Cam sanatında ne tür teknikler var?

Camda hiçbir şeyin sonu yok. Bazen artık bundan daha fazla bir şey yapılmaz diye düşünüyorum. Sonra birileri gelip öyle bir şey yapıyor ki, camda tekniğin bitmeyeceğini anlıyorum. Ama özüne baktığınız zaman hepsi sıcak cam, üflemesi aynı, kullandığınız malzemeler, takımlar aynı fakat bir teknikle cama güzel bir görünüm verir, güzel bir obje çıkartırsınız ortaya. Onlarca yüzlerce obje yapıp farklı farklı sunarsanız daha geniş bir kesime hitap edersiniz. Buradaki işler dünyanın hiçbir yerinde yok. Çünkü burada dünyanın her ülkesinden cam ustalarının eserleri var, zengin bir koleksiyona sahibiz.

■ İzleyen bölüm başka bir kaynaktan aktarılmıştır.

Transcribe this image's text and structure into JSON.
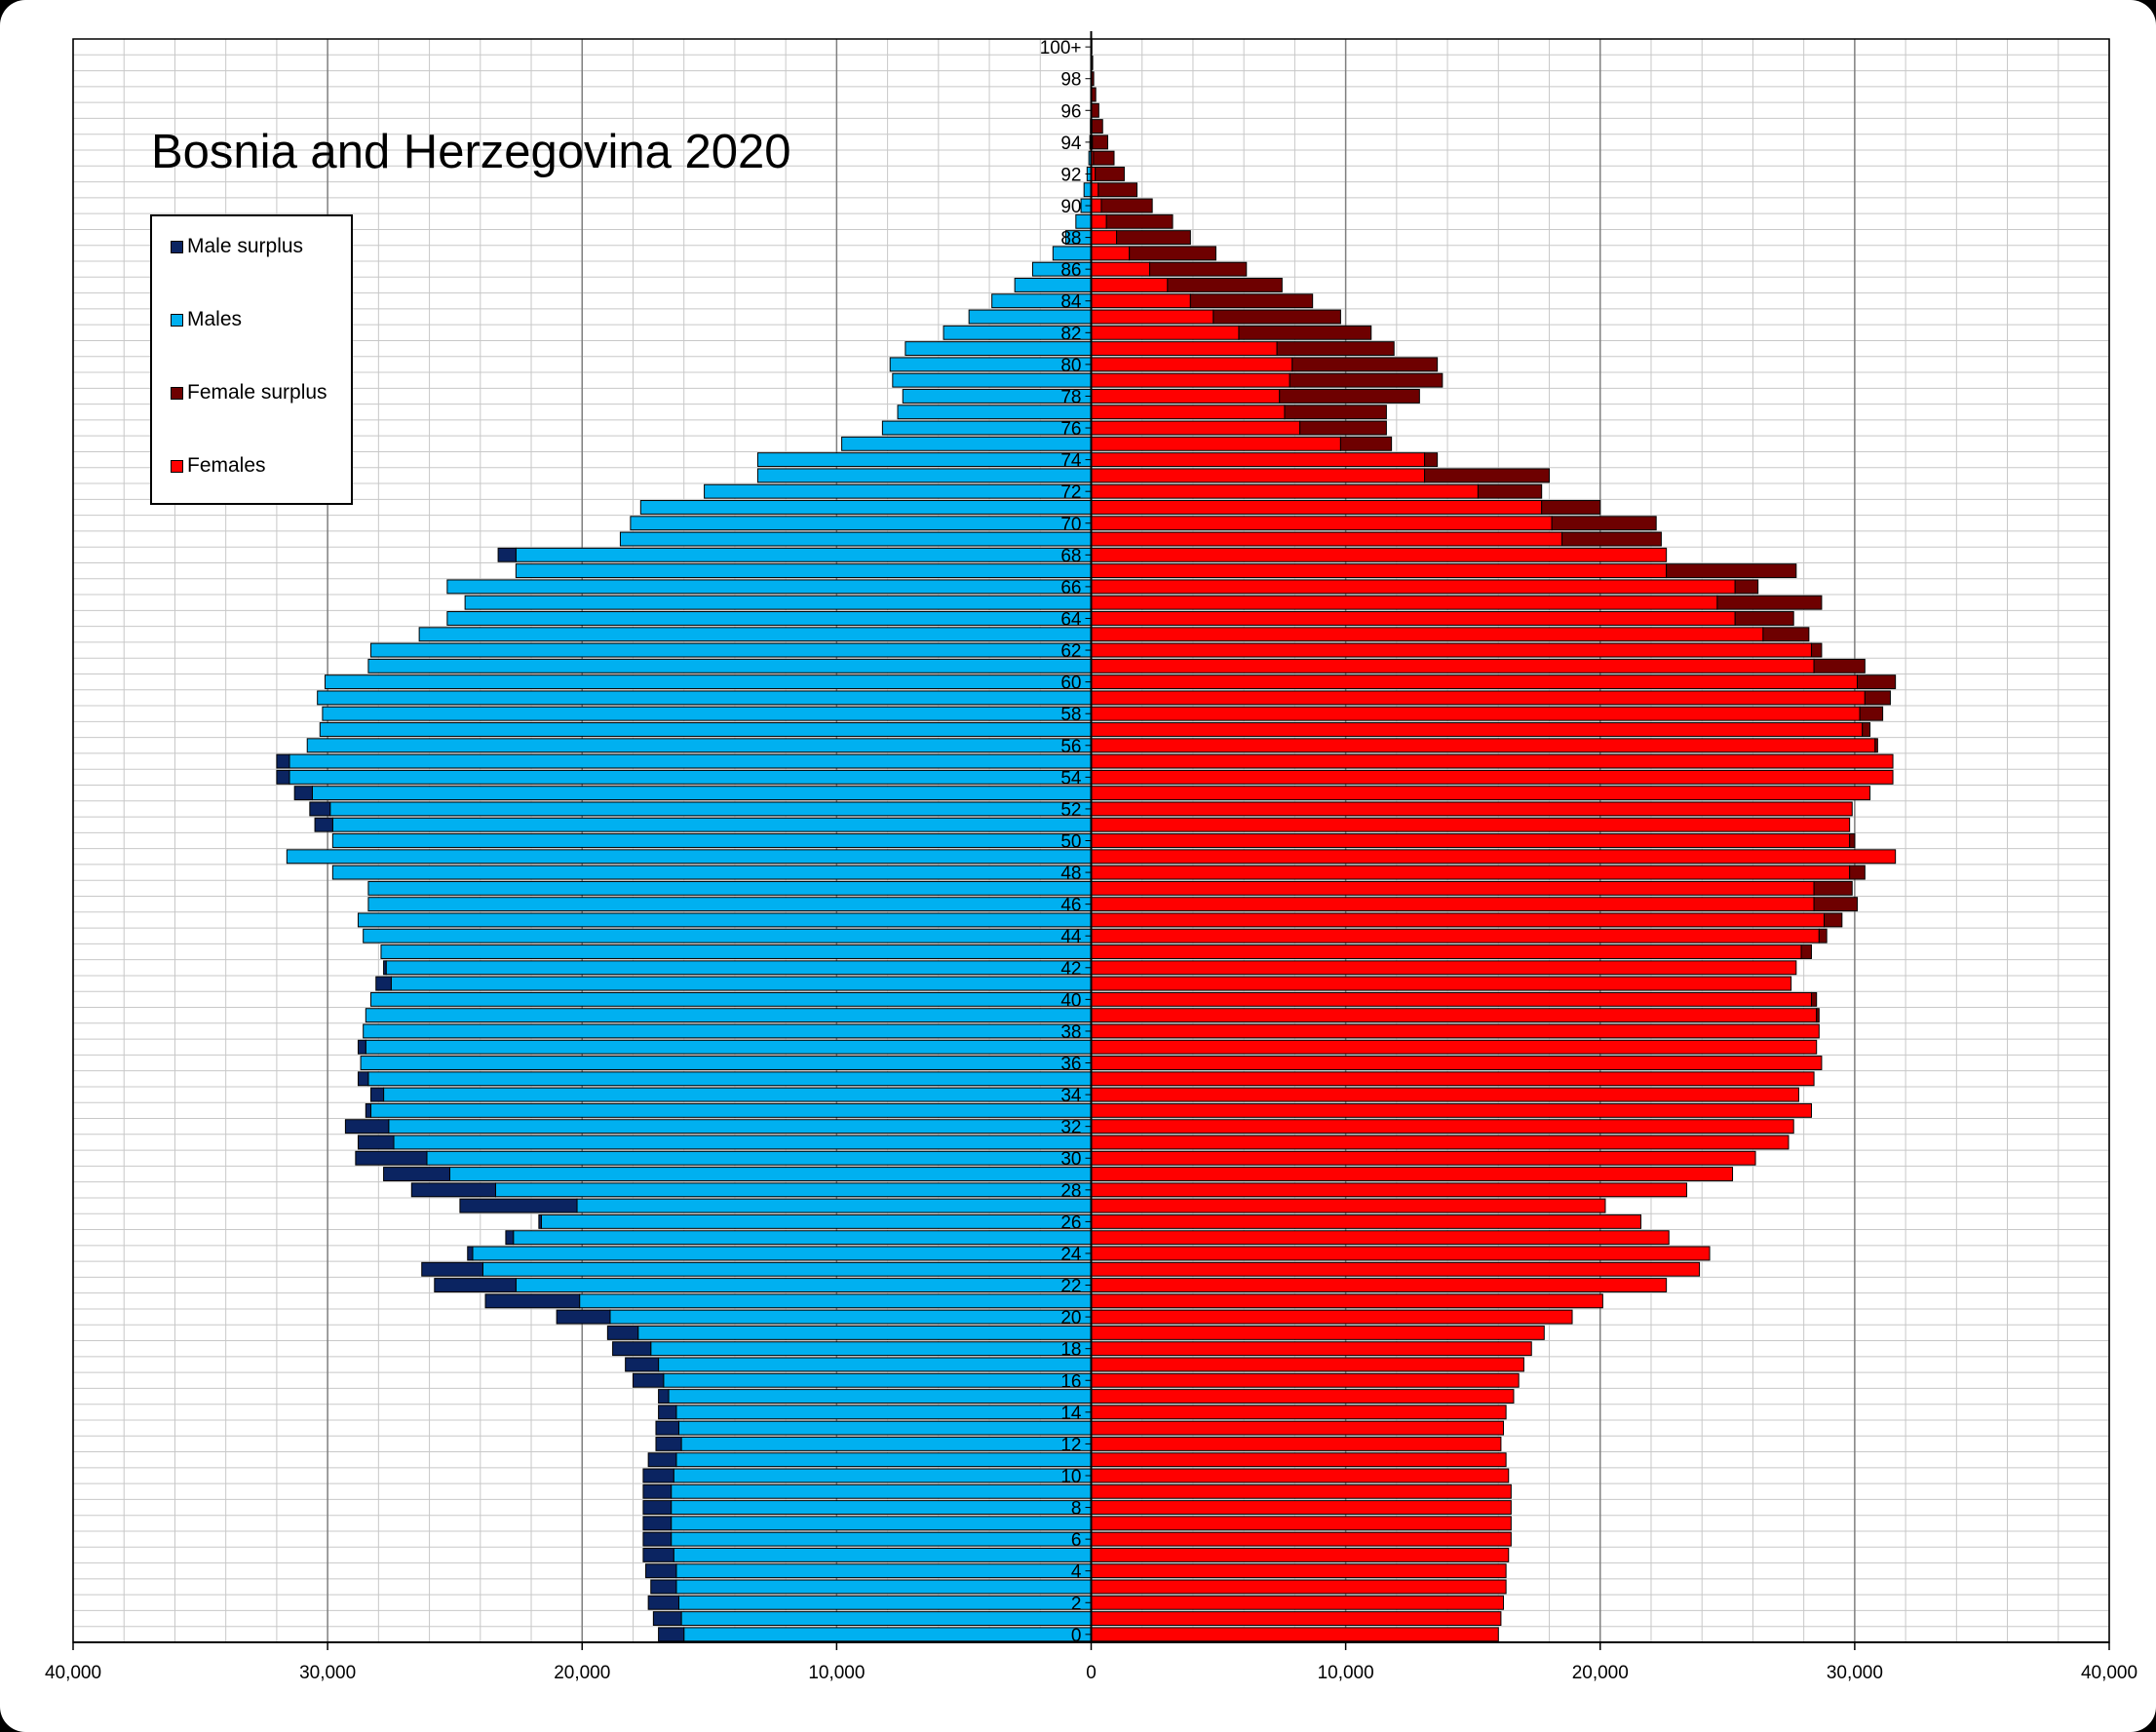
{
  "chart_data": {
    "type": "bar",
    "orientation": "horizontal",
    "title": "Bosnia and Herzegovina 2020",
    "xlim": [
      -40000,
      40000
    ],
    "x_ticks": [
      {
        "value": -40000,
        "label": "40,000"
      },
      {
        "value": -30000,
        "label": "30,000"
      },
      {
        "value": -20000,
        "label": "20,000"
      },
      {
        "value": -10000,
        "label": "10,000"
      },
      {
        "value": 0,
        "label": "0"
      },
      {
        "value": 10000,
        "label": "10,000"
      },
      {
        "value": 20000,
        "label": "20,000"
      },
      {
        "value": 30000,
        "label": "30,000"
      },
      {
        "value": 40000,
        "label": "40,000"
      }
    ],
    "age_labels": [
      "0",
      "2",
      "4",
      "6",
      "8",
      "10",
      "12",
      "14",
      "16",
      "18",
      "20",
      "22",
      "24",
      "26",
      "28",
      "30",
      "32",
      "34",
      "36",
      "38",
      "40",
      "42",
      "44",
      "46",
      "48",
      "50",
      "52",
      "54",
      "56",
      "58",
      "60",
      "62",
      "64",
      "66",
      "68",
      "70",
      "72",
      "74",
      "76",
      "78",
      "80",
      "82",
      "84",
      "86",
      "88",
      "90",
      "92",
      "94",
      "96",
      "98",
      "100+"
    ],
    "legend_position": "top-left",
    "grid": true,
    "colors": {
      "male_surplus": "#0b2461",
      "males": "#00b0f0",
      "female_surplus": "#6e0000",
      "females": "#ff0000"
    },
    "legend": [
      {
        "key": "male_surplus",
        "label": "Male surplus"
      },
      {
        "key": "males",
        "label": "Males"
      },
      {
        "key": "female_surplus",
        "label": "Female surplus"
      },
      {
        "key": "females",
        "label": "Females"
      }
    ],
    "ages": [
      0,
      1,
      2,
      3,
      4,
      5,
      6,
      7,
      8,
      9,
      10,
      11,
      12,
      13,
      14,
      15,
      16,
      17,
      18,
      19,
      20,
      21,
      22,
      23,
      24,
      25,
      26,
      27,
      28,
      29,
      30,
      31,
      32,
      33,
      34,
      35,
      36,
      37,
      38,
      39,
      40,
      41,
      42,
      43,
      44,
      45,
      46,
      47,
      48,
      49,
      50,
      51,
      52,
      53,
      54,
      55,
      56,
      57,
      58,
      59,
      60,
      61,
      62,
      63,
      64,
      65,
      66,
      67,
      68,
      69,
      70,
      71,
      72,
      73,
      74,
      75,
      76,
      77,
      78,
      79,
      80,
      81,
      82,
      83,
      84,
      85,
      86,
      87,
      88,
      89,
      90,
      91,
      92,
      93,
      94,
      95,
      96,
      97,
      98,
      99,
      100
    ],
    "males": [
      17000,
      17200,
      17400,
      17300,
      17500,
      17600,
      17600,
      17600,
      17600,
      17600,
      17600,
      17400,
      17100,
      17100,
      17000,
      17000,
      18000,
      18300,
      18800,
      19000,
      21000,
      23800,
      25800,
      26300,
      24500,
      23000,
      21700,
      24800,
      26700,
      27800,
      28900,
      28800,
      29300,
      28500,
      28300,
      28800,
      28700,
      28800,
      28600,
      28500,
      28300,
      28100,
      27800,
      27900,
      28600,
      28800,
      28400,
      28400,
      29800,
      31600,
      29800,
      30500,
      30700,
      31300,
      32000,
      32000,
      30800,
      30300,
      30200,
      30400,
      30100,
      28400,
      28300,
      26400,
      25300,
      24600,
      25300,
      22600,
      23300,
      18500,
      18100,
      17700,
      15200,
      13100,
      13100,
      9800,
      8200,
      7600,
      7400,
      7800,
      7900,
      7300,
      5800,
      4800,
      3900,
      3000,
      2300,
      1500,
      1000,
      600,
      400,
      280,
      160,
      90,
      50,
      30,
      15,
      8,
      4,
      2,
      1
    ],
    "females": [
      16000,
      16100,
      16200,
      16300,
      16300,
      16400,
      16500,
      16500,
      16500,
      16500,
      16400,
      16300,
      16100,
      16200,
      16300,
      16600,
      16800,
      17000,
      17300,
      17800,
      18900,
      20100,
      22600,
      23900,
      24300,
      22700,
      21600,
      20200,
      23400,
      25200,
      26100,
      27400,
      27600,
      28300,
      27800,
      28400,
      28700,
      28500,
      28600,
      28600,
      28500,
      27500,
      27700,
      28300,
      28900,
      29500,
      30100,
      29900,
      30400,
      31600,
      30000,
      29800,
      29900,
      30600,
      31500,
      31500,
      30900,
      30600,
      31100,
      31400,
      31600,
      30400,
      28700,
      28200,
      27600,
      28700,
      26200,
      27700,
      22600,
      22400,
      22200,
      20000,
      17700,
      18000,
      13600,
      11800,
      11600,
      11600,
      12900,
      13800,
      13600,
      11900,
      11000,
      9800,
      8700,
      7500,
      6100,
      4900,
      3900,
      3200,
      2400,
      1800,
      1300,
      900,
      650,
      450,
      300,
      180,
      100,
      60,
      30
    ],
    "male_base": [
      16000,
      16100,
      16200,
      16300,
      16300,
      16400,
      16500,
      16500,
      16500,
      16500,
      16400,
      16300,
      16100,
      16200,
      16300,
      16600,
      16800,
      17000,
      17300,
      17800,
      18900,
      20100,
      22600,
      23900,
      24300,
      22700,
      21600,
      20200,
      23400,
      25200,
      26100,
      27400,
      27600,
      28300,
      27800,
      28400,
      28700,
      28500,
      28600,
      28600,
      28500,
      27500,
      27700,
      28300,
      28600,
      28800,
      28400,
      28400,
      29800,
      31600,
      29800,
      29800,
      29900,
      30600,
      31500,
      31500,
      30800,
      30300,
      30200,
      30400,
      30100,
      28400,
      28300,
      26400,
      25300,
      24600,
      25300,
      22600,
      23300,
      18500,
      18100,
      17700,
      15200,
      13100,
      13100,
      9800,
      8200,
      7600,
      7400,
      7800,
      7900,
      7300,
      5800,
      4800,
      3900,
      3000,
      2300,
      1500,
      1000,
      600,
      400,
      280,
      160,
      90,
      50,
      30,
      15,
      8,
      4,
      2,
      1
    ],
    "female_base": [
      16000,
      16100,
      16200,
      16300,
      16300,
      16400,
      16500,
      16500,
      16500,
      16500,
      16400,
      16300,
      16100,
      16200,
      16300,
      16600,
      16800,
      17000,
      17300,
      17800,
      18900,
      20100,
      22600,
      23900,
      24300,
      22700,
      21600,
      20200,
      23400,
      25200,
      26100,
      27400,
      27600,
      28300,
      27800,
      28400,
      28700,
      28500,
      28600,
      28600,
      28500,
      27500,
      27700,
      28300,
      28600,
      28800,
      28400,
      28400,
      29800,
      31600,
      29800,
      29800,
      29900,
      30600,
      31500,
      31500,
      30800,
      30300,
      30200,
      30400,
      30100,
      28400,
      28300,
      26400,
      25300,
      24600,
      25300,
      22600,
      23300,
      18500,
      18100,
      17700,
      15200,
      13100,
      13100,
      9800,
      8200,
      7600,
      7400,
      7800,
      7900,
      7300,
      5800,
      4800,
      3900,
      3000,
      2300,
      1500,
      1000,
      600,
      400,
      280,
      160,
      90,
      50,
      30,
      15,
      8,
      4,
      2,
      1
    ]
  }
}
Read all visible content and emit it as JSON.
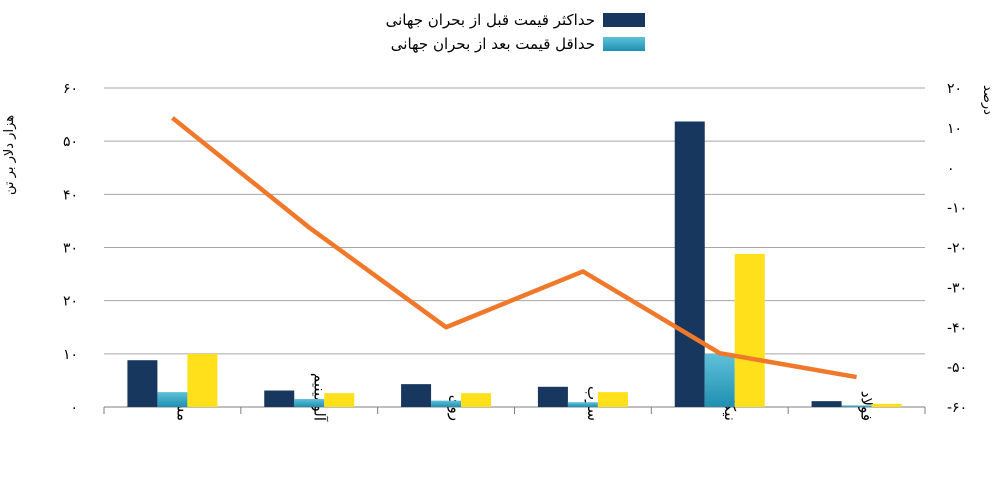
{
  "chart_data": {
    "type": "bar",
    "categories": [
      "مس",
      "آلومینیم",
      "روی",
      "سرب",
      "نیکل",
      "فولاد"
    ],
    "series": [
      {
        "name": "حداکثر قیمت قبل از بحران جهانی",
        "values": [
          8.8,
          3.1,
          4.3,
          3.8,
          53.7,
          1.1
        ],
        "color": "#17375e",
        "axis": "left"
      },
      {
        "name": "حداقل قیمت بعد از بحران جهانی",
        "values": [
          2.8,
          1.5,
          1.2,
          0.9,
          10.0,
          0.3
        ],
        "color": "#31a6c9",
        "axis": "left"
      },
      {
        "name": "",
        "values": [
          10.0,
          2.6,
          2.6,
          2.8,
          28.8,
          0.6
        ],
        "color": "#ffe01a",
        "axis": "left"
      },
      {
        "name": "",
        "type": "line",
        "values": [
          12.5,
          -15,
          -40,
          -26,
          -46.5,
          -52.5
        ],
        "color": "#f0782a",
        "axis": "right"
      }
    ],
    "ylabel": "هزار دلار بر تن",
    "ylabel_right": "درصد",
    "ylim": [
      0,
      60
    ],
    "ylim_right": [
      -60,
      20
    ],
    "yticks": [
      "۰",
      "۱۰",
      "۲۰",
      "۳۰",
      "۴۰",
      "۵۰",
      "۶۰"
    ],
    "yticks_right": [
      "-۶۰",
      "-۵۰",
      "-۴۰",
      "-۳۰",
      "-۲۰",
      "-۱۰",
      "۰",
      "۱۰",
      "۲۰"
    ],
    "grid": true,
    "legend": "top"
  },
  "colors": {
    "grid": "#a6a6a6",
    "axis": "#7f7f7f"
  }
}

Malzemeleri nasıl temin ediyorsunuz?

Renkli camları genelde kendimiz yapıyoruz. Az lazım olduğunda toz veya granür kullanıyoruz. Bakır, krom gibi oksitler vardır, bunlardan farkı renkler elde edersiniz. Bunları fırında eritip istediğiniz renge ulaşabilirsiniz. Direkt fırından renkli cam halinde çalışabilirsiniz.

Cam hangi aşamalardan geçiyor?

Sıcak camda veya başka cam bölümlerinde her şeyi fırınlamak gerekiyor. Nasıl ki ekmek yaparsınız, onu çiğ yiyemezsiniz, pişirmek zorundasınızdır. Cam da aynı, içinde katkı maddeleri var, rengini, saydamlığını veren, kırılganlığını önleyen bir takım maddeler var. Kalıplarla ve bazı aletlerle camı şekillendirdikten sonra bunu fırına vermeniz gerekiyor. 460 derecelik bir fırınımız var. Bu işlemler bitip 1200-1150 derecedeki camı aldıktan sonra bu fırına bırakıyoruz. Akşam 5’te bıraktığımız cam, sabah 5’e kadar 80 dereceye kademe kademe düşüyor. Çıkardıktan sonra çapaklarını temizliyoruz, gerekli kesmeleri yapıyoruz, parlatıyoruz, sonra da müşterilerin beğenisine sunuyoruz. 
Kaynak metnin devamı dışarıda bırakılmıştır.